To perform an action on an existing record, the user needs record-level permission like Read Only, Read/Write, Full Access etc. Read Only, Read/Write permission for a record can be assigned through multiple modes like sharing rules, org-wide defaults etc. At the same time, Full access permission is assigned to record owner only who is higher in the role hierarchy or system administrator. You must be wondering who is a Record Owner and what is Role Hierarchy actually? Let us discuss in detail in our next section – Record Owner and Role Hierarchy.
Each record must have an owner either it is a user or queue. You should spend good time in assigning the ownership and it can be checked quickly based on the org-wide defaults. If the ownership is assigned wrongly then it may impact your business badly. It is fine if the system administrator is the owner for all the records in a list but there is a need to define permission set for each of the records nicely.
If it is set private by default and your team wanted to see the details then it may create the problem. The best practice is adding a Record Owner column for each record entry so that information can be populated quickly whenever needed.
Keep in mind that record ownership is possible for active users only. It does shave any impact on our daily lives but it created are problem when you wanted to import data. Every time when you are importing data then activate the user and you can deactivate the user again when not needed.
A question must be boggling you mind all the time, if one system administrator sets an object to Private then how can Managers view the records of their staff. This is where the Role Hierarchies come into picture. The option is available under –
Setup -> Manage Users -> Roles -> Role Hierarchy
The concept of Role Hierarchy is somewhat similar to the Organization Chart that will explain to you how are different roles connected together. Every user assigned at least one Role when added to the system. Based on role hierarchies at the same level, two users could never see each other’s records until they are not allowed. From security point of view, defining Role Hierarchy is important because it will decide who can see your records at the higher level.
How to reach if there is an exception in the case of org-wide defaults? This is where the concept of Sharing Rules comes into picture. The option can be accessed by the approach mentioned below –
Setup -> Security Controls -> Sharing Settings -> Sharing Rules
One of the biggest benefits of sharing rules is that they are based on the Record Owner criteria. This is possible to share all the records for a particular group or role or you can share records that satisfy any specified criteria. However, there is need to define the rules carefully so that they should not override each other.

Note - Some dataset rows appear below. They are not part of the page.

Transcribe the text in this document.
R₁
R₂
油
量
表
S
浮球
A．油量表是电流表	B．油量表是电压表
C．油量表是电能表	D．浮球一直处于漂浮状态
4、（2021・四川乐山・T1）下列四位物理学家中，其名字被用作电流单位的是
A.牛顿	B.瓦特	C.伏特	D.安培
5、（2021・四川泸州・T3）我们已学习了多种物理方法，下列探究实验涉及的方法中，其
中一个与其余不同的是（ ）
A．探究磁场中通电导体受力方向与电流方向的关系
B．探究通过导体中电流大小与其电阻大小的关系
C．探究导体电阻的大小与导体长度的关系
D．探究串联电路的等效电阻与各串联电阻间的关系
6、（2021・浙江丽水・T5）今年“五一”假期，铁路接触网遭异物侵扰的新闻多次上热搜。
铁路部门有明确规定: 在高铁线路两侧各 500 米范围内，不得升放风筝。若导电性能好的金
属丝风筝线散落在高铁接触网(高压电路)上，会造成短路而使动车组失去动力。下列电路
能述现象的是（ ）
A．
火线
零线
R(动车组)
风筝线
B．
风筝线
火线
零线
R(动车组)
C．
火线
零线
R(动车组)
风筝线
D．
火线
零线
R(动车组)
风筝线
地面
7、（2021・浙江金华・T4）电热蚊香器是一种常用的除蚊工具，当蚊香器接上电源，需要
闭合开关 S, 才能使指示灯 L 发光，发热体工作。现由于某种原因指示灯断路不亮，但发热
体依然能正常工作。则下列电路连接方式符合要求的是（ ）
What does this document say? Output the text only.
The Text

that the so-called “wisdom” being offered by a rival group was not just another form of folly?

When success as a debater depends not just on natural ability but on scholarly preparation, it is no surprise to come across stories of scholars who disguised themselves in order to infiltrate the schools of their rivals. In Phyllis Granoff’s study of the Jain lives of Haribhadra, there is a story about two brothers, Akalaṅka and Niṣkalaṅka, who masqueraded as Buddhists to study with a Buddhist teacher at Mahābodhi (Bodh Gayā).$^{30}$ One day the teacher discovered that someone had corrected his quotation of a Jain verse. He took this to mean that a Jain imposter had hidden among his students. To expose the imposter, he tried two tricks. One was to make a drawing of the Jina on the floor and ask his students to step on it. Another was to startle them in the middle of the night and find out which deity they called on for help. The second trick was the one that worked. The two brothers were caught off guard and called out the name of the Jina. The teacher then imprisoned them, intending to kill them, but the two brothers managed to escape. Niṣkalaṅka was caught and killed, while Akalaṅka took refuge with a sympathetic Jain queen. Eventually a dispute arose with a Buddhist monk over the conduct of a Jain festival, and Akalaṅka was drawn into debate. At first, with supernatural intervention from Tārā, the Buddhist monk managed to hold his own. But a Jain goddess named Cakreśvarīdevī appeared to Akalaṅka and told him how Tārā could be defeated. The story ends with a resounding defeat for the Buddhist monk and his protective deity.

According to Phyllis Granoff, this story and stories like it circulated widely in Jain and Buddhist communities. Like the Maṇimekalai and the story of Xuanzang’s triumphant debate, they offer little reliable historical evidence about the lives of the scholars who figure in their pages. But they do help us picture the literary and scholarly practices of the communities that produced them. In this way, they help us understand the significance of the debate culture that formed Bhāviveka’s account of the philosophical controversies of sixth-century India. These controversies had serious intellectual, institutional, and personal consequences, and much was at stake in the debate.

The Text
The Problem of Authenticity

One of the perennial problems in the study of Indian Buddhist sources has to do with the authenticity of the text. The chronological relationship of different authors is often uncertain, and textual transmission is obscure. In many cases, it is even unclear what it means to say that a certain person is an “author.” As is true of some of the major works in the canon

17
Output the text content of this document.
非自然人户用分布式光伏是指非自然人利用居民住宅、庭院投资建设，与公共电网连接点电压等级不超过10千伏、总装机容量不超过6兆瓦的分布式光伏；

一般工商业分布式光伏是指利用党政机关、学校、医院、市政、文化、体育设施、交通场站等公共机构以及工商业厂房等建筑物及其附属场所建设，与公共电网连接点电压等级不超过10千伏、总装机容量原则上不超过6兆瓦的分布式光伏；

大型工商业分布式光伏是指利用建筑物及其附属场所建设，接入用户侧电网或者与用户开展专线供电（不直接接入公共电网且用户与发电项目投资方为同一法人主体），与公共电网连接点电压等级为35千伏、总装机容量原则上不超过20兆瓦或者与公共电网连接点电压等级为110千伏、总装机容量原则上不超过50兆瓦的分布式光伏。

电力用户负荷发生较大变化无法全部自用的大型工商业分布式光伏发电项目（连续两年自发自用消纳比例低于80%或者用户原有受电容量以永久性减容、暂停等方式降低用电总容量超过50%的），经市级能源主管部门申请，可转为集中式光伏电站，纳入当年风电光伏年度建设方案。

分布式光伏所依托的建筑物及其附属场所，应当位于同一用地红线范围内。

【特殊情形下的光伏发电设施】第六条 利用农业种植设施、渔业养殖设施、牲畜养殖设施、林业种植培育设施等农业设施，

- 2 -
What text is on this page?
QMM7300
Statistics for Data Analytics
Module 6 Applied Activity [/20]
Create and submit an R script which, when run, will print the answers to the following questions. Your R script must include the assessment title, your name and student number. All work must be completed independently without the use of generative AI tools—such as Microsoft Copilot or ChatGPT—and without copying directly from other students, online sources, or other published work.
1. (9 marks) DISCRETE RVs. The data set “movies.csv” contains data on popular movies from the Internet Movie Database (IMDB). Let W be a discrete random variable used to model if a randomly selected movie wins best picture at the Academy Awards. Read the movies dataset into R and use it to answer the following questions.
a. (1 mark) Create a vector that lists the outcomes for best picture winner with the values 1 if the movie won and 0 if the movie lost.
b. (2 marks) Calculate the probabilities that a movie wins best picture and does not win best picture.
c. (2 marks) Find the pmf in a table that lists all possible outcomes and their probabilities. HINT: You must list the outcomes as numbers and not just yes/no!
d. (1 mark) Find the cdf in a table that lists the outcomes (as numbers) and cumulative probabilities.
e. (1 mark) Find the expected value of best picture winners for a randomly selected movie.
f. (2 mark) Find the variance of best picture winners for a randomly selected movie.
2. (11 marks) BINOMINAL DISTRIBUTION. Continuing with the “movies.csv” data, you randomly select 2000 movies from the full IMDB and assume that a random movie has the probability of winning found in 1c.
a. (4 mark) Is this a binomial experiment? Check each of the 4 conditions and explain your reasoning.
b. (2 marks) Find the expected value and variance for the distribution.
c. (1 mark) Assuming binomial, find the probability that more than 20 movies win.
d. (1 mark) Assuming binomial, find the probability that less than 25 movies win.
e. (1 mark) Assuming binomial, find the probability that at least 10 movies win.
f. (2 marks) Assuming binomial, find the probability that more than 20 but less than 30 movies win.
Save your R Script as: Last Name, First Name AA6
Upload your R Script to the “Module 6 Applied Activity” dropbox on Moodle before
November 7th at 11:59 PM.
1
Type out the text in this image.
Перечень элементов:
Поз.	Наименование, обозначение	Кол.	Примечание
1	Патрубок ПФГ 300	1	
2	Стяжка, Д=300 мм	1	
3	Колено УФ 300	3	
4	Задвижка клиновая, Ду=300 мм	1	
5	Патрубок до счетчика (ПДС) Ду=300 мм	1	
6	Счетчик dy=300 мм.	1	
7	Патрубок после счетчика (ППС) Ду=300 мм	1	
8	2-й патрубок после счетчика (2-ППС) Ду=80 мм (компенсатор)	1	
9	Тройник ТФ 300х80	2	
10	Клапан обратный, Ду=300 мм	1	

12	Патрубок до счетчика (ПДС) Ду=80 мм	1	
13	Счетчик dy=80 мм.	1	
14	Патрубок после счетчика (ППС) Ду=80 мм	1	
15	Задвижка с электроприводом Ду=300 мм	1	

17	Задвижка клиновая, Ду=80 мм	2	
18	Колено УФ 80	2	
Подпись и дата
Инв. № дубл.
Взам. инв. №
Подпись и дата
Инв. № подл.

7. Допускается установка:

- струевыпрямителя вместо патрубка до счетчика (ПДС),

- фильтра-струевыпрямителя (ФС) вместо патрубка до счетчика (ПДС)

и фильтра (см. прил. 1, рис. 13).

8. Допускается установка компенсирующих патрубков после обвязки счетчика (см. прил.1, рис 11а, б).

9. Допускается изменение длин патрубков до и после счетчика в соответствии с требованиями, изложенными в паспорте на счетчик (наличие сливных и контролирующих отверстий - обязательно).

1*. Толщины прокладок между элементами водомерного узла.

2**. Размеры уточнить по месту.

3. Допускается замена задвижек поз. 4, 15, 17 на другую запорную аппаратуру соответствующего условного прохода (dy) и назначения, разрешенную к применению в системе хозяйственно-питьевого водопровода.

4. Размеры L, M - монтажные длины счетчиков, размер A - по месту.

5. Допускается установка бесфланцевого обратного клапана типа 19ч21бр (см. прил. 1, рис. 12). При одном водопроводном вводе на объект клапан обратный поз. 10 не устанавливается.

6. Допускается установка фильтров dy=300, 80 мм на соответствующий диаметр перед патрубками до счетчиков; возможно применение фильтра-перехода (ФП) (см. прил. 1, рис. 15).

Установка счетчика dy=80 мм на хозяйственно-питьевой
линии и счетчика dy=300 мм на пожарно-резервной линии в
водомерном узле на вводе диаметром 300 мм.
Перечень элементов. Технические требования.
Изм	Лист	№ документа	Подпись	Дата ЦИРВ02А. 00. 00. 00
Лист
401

Hopefully, this high-level discussion on Organization-wide defaults, Record Owner, Object-level Security, Record-Level Security, Rile Hierarchy, and the Sharing Rules has provided some food for though how to secure the organization data in the best possible way. It may risky for newer administrators in the beginning but a depth understanding of the concept will help you in securing the Salesforce system instantly. I would recommend instead of opting any one out of six ideas, one should utilize each of them to achieve a stronger and robust security policy.